Ярополк покружился на месте, поэгейкал для приличия, растерянно почесал затылок и, пожав плечами, зачем-то двинулся в чащу. Именно «зачем-то», потому что в лес он точно не собирался, и явно не после того, как его в очередной раз надули и выставили простофилей. Но ноги будто сами несли к нужной цели, а глаза нет-нет да и стреляли по сторонам в поисках потенциальной добычи.
Да, Ярополк не исцелился и жаждал поймать красивую цветную птичку.
Например, цвета индиго. Или терракотового. А еще он недавно узнал новое название — «мордоре». Хорошо бы было поймать крылатую цвета мордоре.
И наверное, чудесам все же еще есть место в этом мире, потому что стоило пронестись мысли, как с дерева на дерево вдруг перелетела как раз такая птица! В первое мгновение Ярополк даже глазам своим не поверил, но тут она еще и запела, обнаруживая свое местоположение среди ветвей, и он убедился — точно мордоре. Ну или красно-коричневый с золотым отливом, кому как больше нравится.
Любому начинающему птицелову более опытные коллеги будут долго и нудно рассказывать о том, что такое «точок» и как надо изучать повадки да направление кочующих стаек, дабы расставить силки. Но Ярополк был птицеловом от природы и всю эту книжную науку не уважал.
Зачем она, коли он наделен способностью бесшумно и незаметно забраться на любое дерево и поймать добычу собственными руками? Чем и воспользовался, уже через минуту нежно сжимая в ладони трепещущее тельце.
Однако, стоило спрыгнуть на землю и вглядеться в черные выпуклые глазки, как с птицей начало происходить что-то неладное. Она вдруг перестала дергаться и будто вздулась, уже не помещаясь в руке, так что даже пришлось ослабить хватку, а потом и вовсе разжать пальцы.
Распухшая птица полетела вниз, по пути все сильнее раздаваясь во все стороны, увеличиваясь, сбрасывая перья и обретая женские черты. Уже через пару минут у ног Ярополка сидела ослепительно прекрасная юная дева в белоснежном сарафане в алый цветочек, и по спине ее водопадом струились блестящие волосы цвета мордоре.
Дева проморгалась, распрямилась и счастливо рассмеялась, глядя на Ярополка:
— Полкаша, ты чего застыл столбом? Там же ярмарка! Ярмарка, Полкаша! Бежим скорей!
И он побежал — опять же, волею ног, а не разума. Потому как разум вообще отказывался понимать, что происходит, и переваривал одну единственную мысль: «Полкаша? Полкаша?! ПОЛКАША?»

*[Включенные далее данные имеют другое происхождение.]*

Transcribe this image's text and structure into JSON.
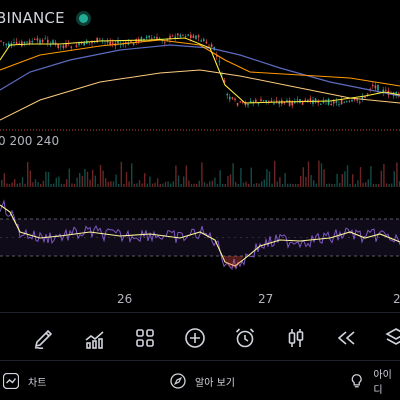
{
  "header": {
    "exchange": "BINANCE",
    "status_color": "#22ab94"
  },
  "volume_label": "0 200 240",
  "x_axis": {
    "labels": [
      "26",
      "27",
      "2"
    ]
  },
  "toolbar": {
    "items": [
      {
        "name": "draw-tool",
        "icon": "pen-icon"
      },
      {
        "name": "indicators",
        "icon": "indicators-icon"
      },
      {
        "name": "templates",
        "icon": "grid-icon"
      },
      {
        "name": "add",
        "icon": "plus-circle-icon"
      },
      {
        "name": "alert",
        "icon": "alarm-clock-icon"
      },
      {
        "name": "chart-type",
        "icon": "candles-icon"
      },
      {
        "name": "replay",
        "icon": "rewind-icon"
      },
      {
        "name": "layers",
        "icon": "layers-icon"
      }
    ]
  },
  "bottom_nav": {
    "chart": "차트",
    "explore": "알아 보기",
    "ideas": "아이디"
  },
  "colors": {
    "rsi": "#7e57c2",
    "rsi_ma": "#fff59d",
    "ma_fast": "#ffeb3b",
    "ma_mid": "#ff9800",
    "ma_slow": "#5c6bc0",
    "ma_long": "#ffcc80",
    "ma_red": "#ef5350",
    "up": "#26a69a",
    "down": "#ef5350"
  }
}
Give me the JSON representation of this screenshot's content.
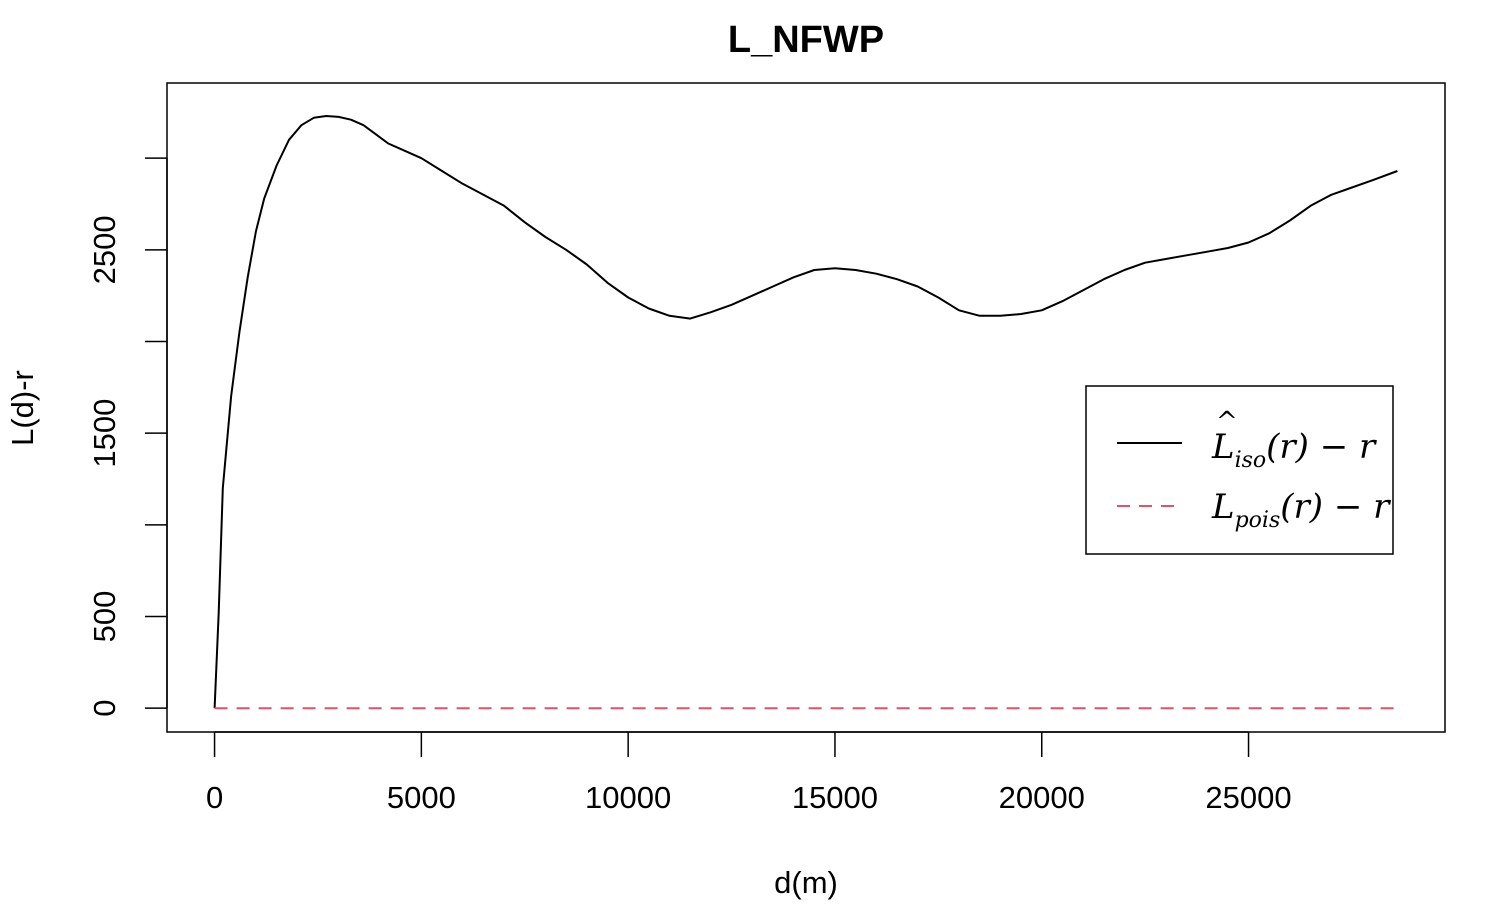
{
  "chart_data": {
    "type": "line",
    "title": "L_NFWP",
    "xlabel": "d(m)",
    "ylabel": "L(d)-r",
    "xlim": [
      -1150,
      29750
    ],
    "ylim": [
      -130,
      3410
    ],
    "x_ticks": [
      0,
      5000,
      10000,
      15000,
      20000,
      25000
    ],
    "x_tick_labels": [
      "0",
      "5000",
      "10000",
      "15000",
      "20000",
      "25000"
    ],
    "y_ticks": [
      0,
      500,
      1000,
      1500,
      2000,
      2500,
      3000
    ],
    "y_tick_labels": [
      "0",
      "500",
      "",
      "1500",
      "",
      "2500",
      ""
    ],
    "grid": false,
    "legend_position": "right",
    "series": [
      {
        "name": "L_iso(r) - r",
        "legend": {
          "base": "L",
          "hat": "^",
          "sub": "iso",
          "rest": "(r) − r"
        },
        "color": "#000000",
        "dash": "solid",
        "x": [
          0,
          100,
          200,
          400,
          600,
          800,
          1000,
          1200,
          1500,
          1800,
          2100,
          2400,
          2700,
          3000,
          3300,
          3600,
          3900,
          4200,
          4600,
          5000,
          5500,
          6000,
          6500,
          7000,
          7500,
          8000,
          8500,
          9000,
          9500,
          10000,
          10500,
          11000,
          11500,
          12000,
          12500,
          13000,
          13500,
          14000,
          14500,
          15000,
          15500,
          16000,
          16500,
          17000,
          17500,
          18000,
          18500,
          19000,
          19500,
          20000,
          20500,
          21000,
          21500,
          22000,
          22500,
          23000,
          23500,
          24000,
          24500,
          25000,
          25500,
          26000,
          26500,
          27000,
          27500,
          28000,
          28600
        ],
        "y": [
          0,
          520,
          1200,
          1700,
          2050,
          2350,
          2600,
          2780,
          2960,
          3100,
          3180,
          3220,
          3230,
          3225,
          3210,
          3180,
          3130,
          3080,
          3040,
          3000,
          2930,
          2860,
          2800,
          2740,
          2650,
          2570,
          2500,
          2420,
          2320,
          2240,
          2180,
          2140,
          2125,
          2160,
          2200,
          2250,
          2300,
          2350,
          2390,
          2400,
          2390,
          2370,
          2340,
          2300,
          2240,
          2170,
          2140,
          2140,
          2150,
          2170,
          2220,
          2280,
          2340,
          2390,
          2430,
          2450,
          2470,
          2490,
          2510,
          2540,
          2590,
          2660,
          2740,
          2800,
          2840,
          2880,
          2930
        ]
      },
      {
        "name": "L_pois(r) - r",
        "legend": {
          "base": "L",
          "sub": "pois",
          "rest": "(r) − r"
        },
        "color": "#df536b",
        "dash": "dashed",
        "x": [
          0,
          28600
        ],
        "y": [
          0,
          0
        ]
      }
    ]
  }
}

И как-то даже не удивительно было, что после нескольких шагов вместо леса они оказались на ярмарочной площади — шумной, людной, разноцветной. Со всех сторон доносились запахи и крики, над головой летали бумажные журавли, а пестрые торговые ряды вызывали желание развернуться и бежать прочь, но девоптица крепко держала за руку и вела как раз туда. К ненавистным шмоткам.
— Платьишки, Полкаша! Шарфики, Полкаша! Туфельки, Полкаша! — беспрестанно щебетала она, закидывая на необъятные плечи Ярополка тряпку за тряпкой и пихая в его огромные ладони крохотные черевички из мягкой кожи.

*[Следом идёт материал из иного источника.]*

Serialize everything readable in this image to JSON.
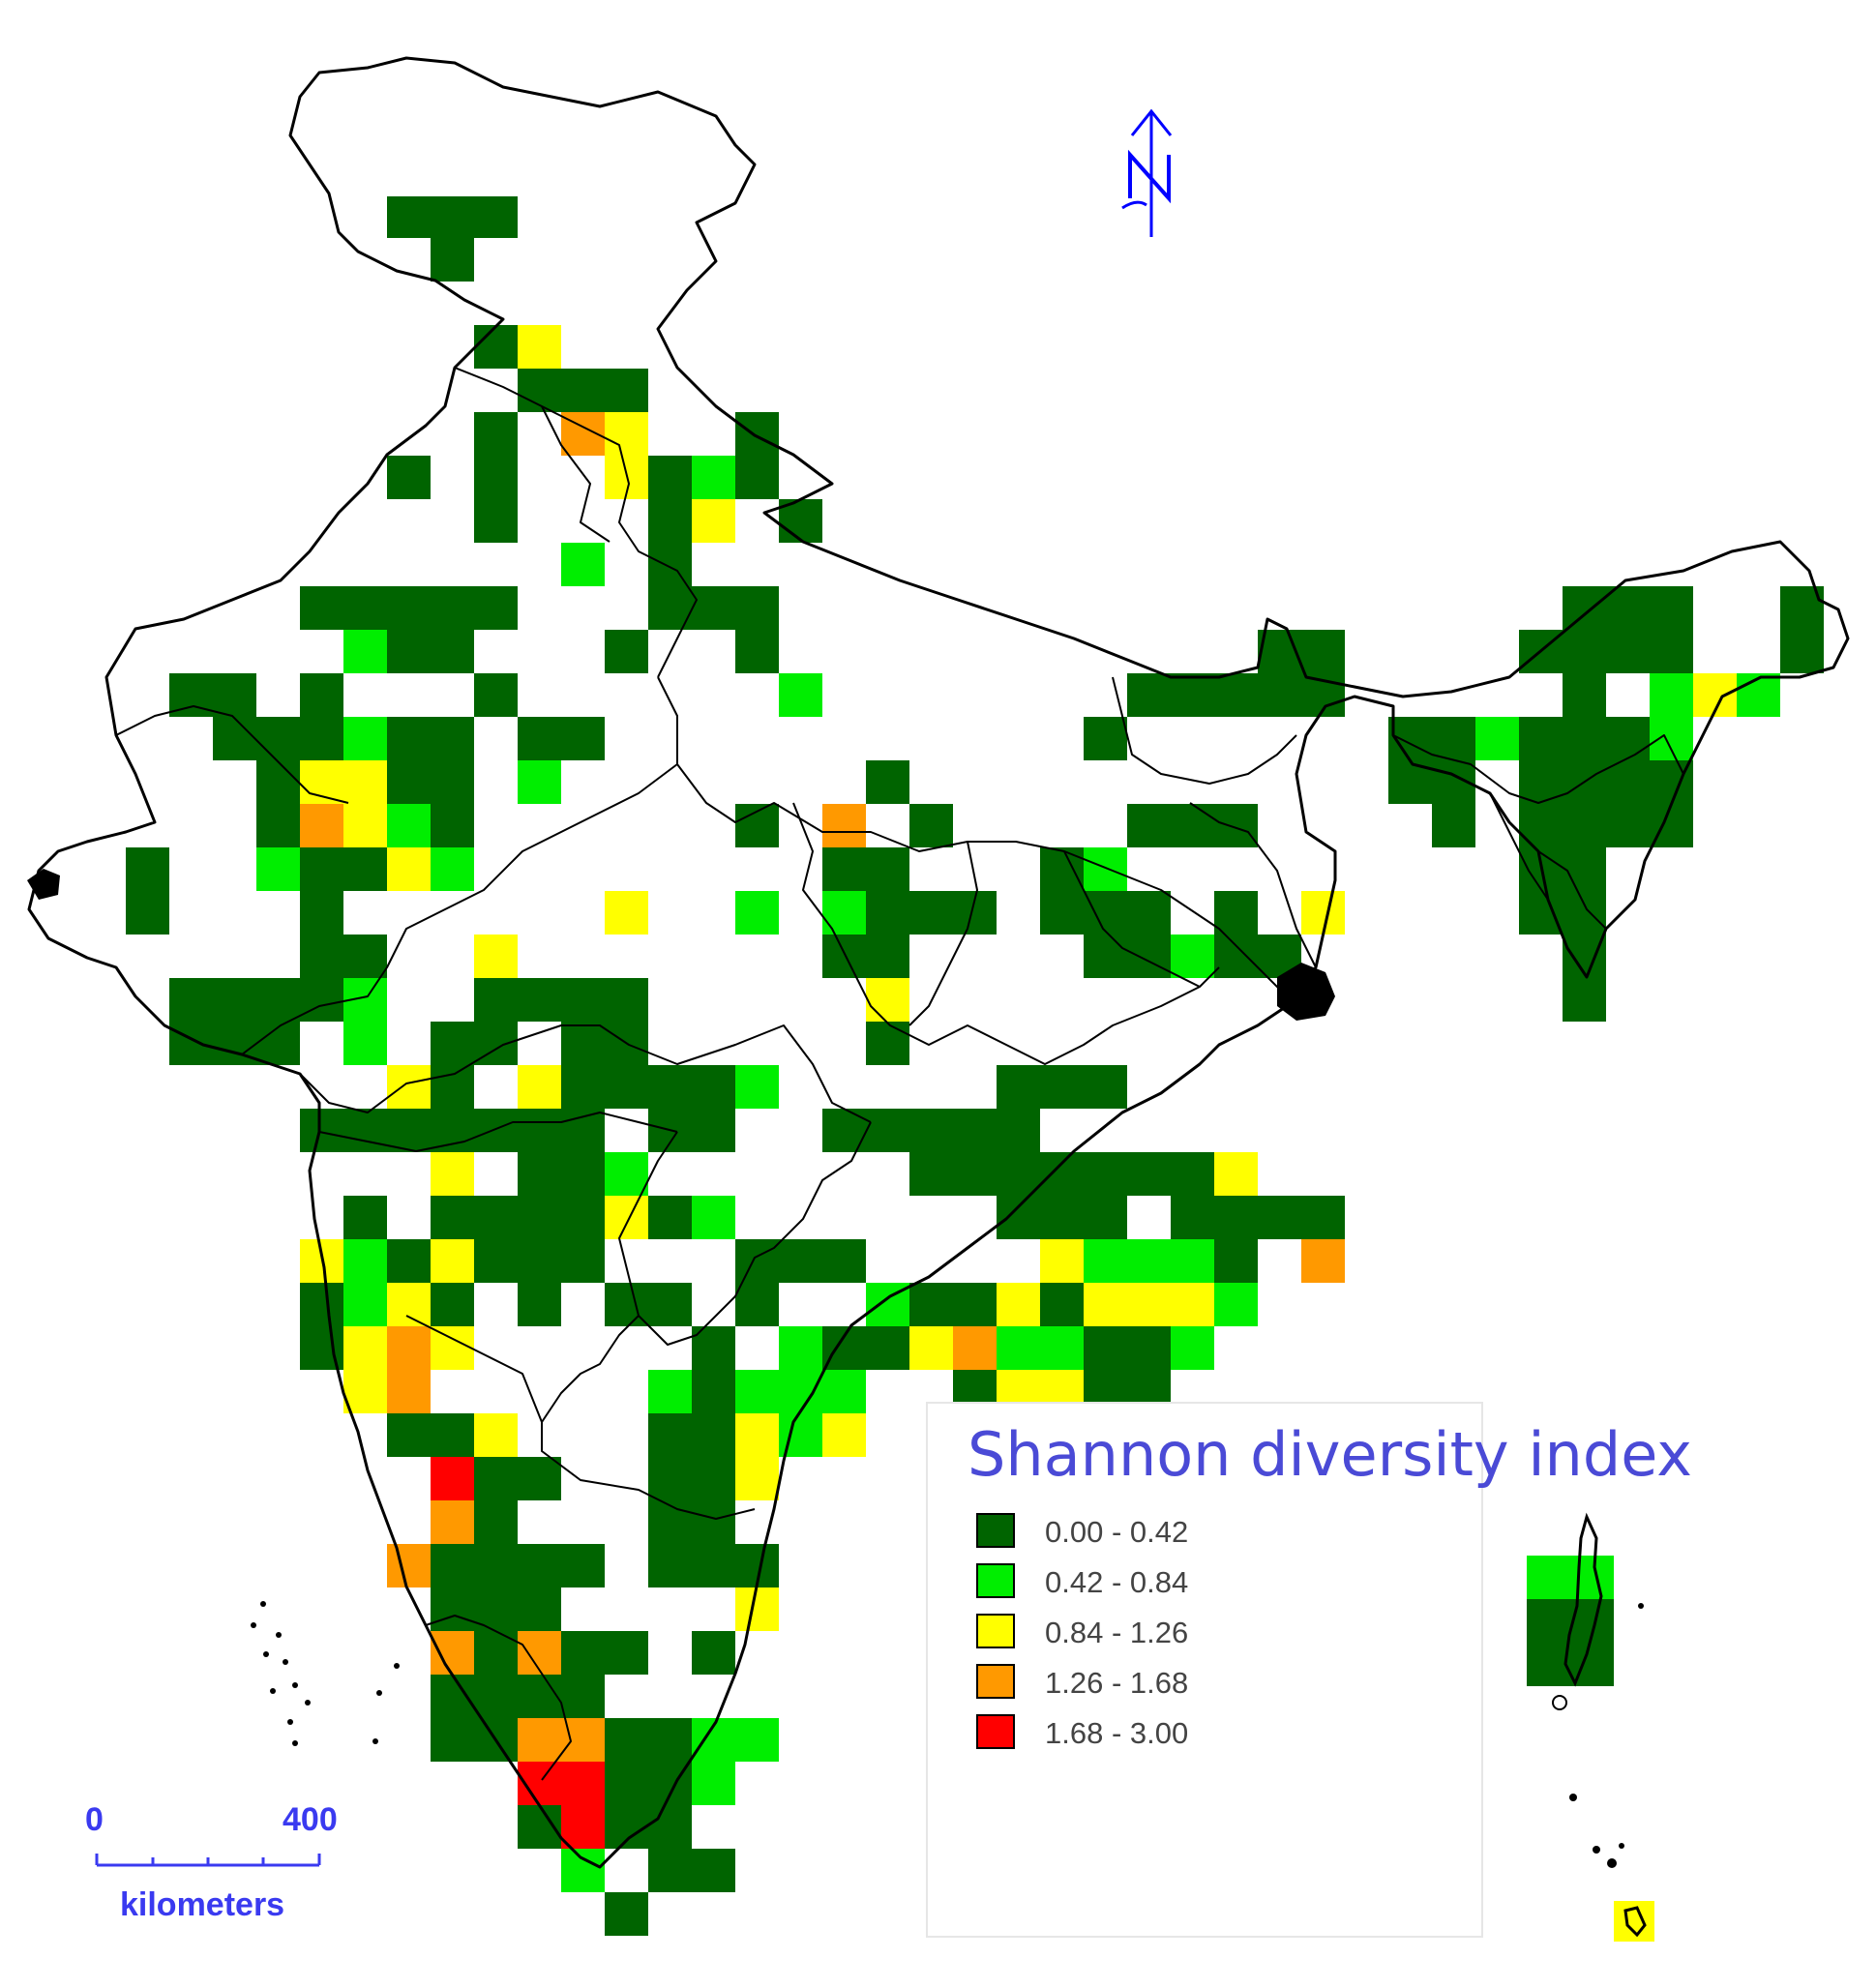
{
  "legend": {
    "title": "Shannon diversity index",
    "classes": [
      {
        "label": "0.00 - 0.42",
        "color": "#006400"
      },
      {
        "label": "0.42 - 0.84",
        "color": "#00ee00"
      },
      {
        "label": "0.84 - 1.26",
        "color": "#ffff00"
      },
      {
        "label": "1.26 - 1.68",
        "color": "#ff9900"
      },
      {
        "label": "1.68 - 3.00",
        "color": "#ff0000"
      }
    ]
  },
  "scale_bar": {
    "start_label": "0",
    "end_label": "400",
    "unit": "kilometers"
  },
  "north_arrow": {
    "letter": "N",
    "color": "#0000ff"
  }
}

Они еще и одного ряда не прошли, а правый глаз новоиспеченного Полкаши уже заметно подергивался. К концу второго — к нему присоединился левый глаз. А когда на плечах и в руках Ярополка не осталось места, а в карманах — золотых монет, девоптица с волосами цвета мордоре недовольно уперла руки в бока:
— Ну как же так, Полкаша, мы же договаривались, помнишь? Тянешь ручки — покупаешь вещички.
— Шаман! — взревел Ярополк на всю площадь, но никто из гуляющего люда и бровью не повел.
— Какой, шаман, Полкаша, ты здоров?
— Шаман, вытаскивай меня отсюда! — завопил Ярополк пуще прежнего.
— Ну ладно, ладно, — сжалилась девоптица. — Вижу, утомился ты, хотя и трех часов не прошло.
— Шаман! — с истерично-паническими нотками в голосе взмолился Ярополк. — Для первого дня достаточно!
И в следующий миг он уже стоял на знакомой поляне, чувствуя на плечах вес «платьишек и шарфиков», а в руках — вес «туфелек» и хрупкой ладони девоптицы.
ДЕНЬ ВТОРОЙ
Ночью Ярополку снилась ярмарка и шмотки. Ночью Ярополк собирался плюнуть на все и уйти в закат.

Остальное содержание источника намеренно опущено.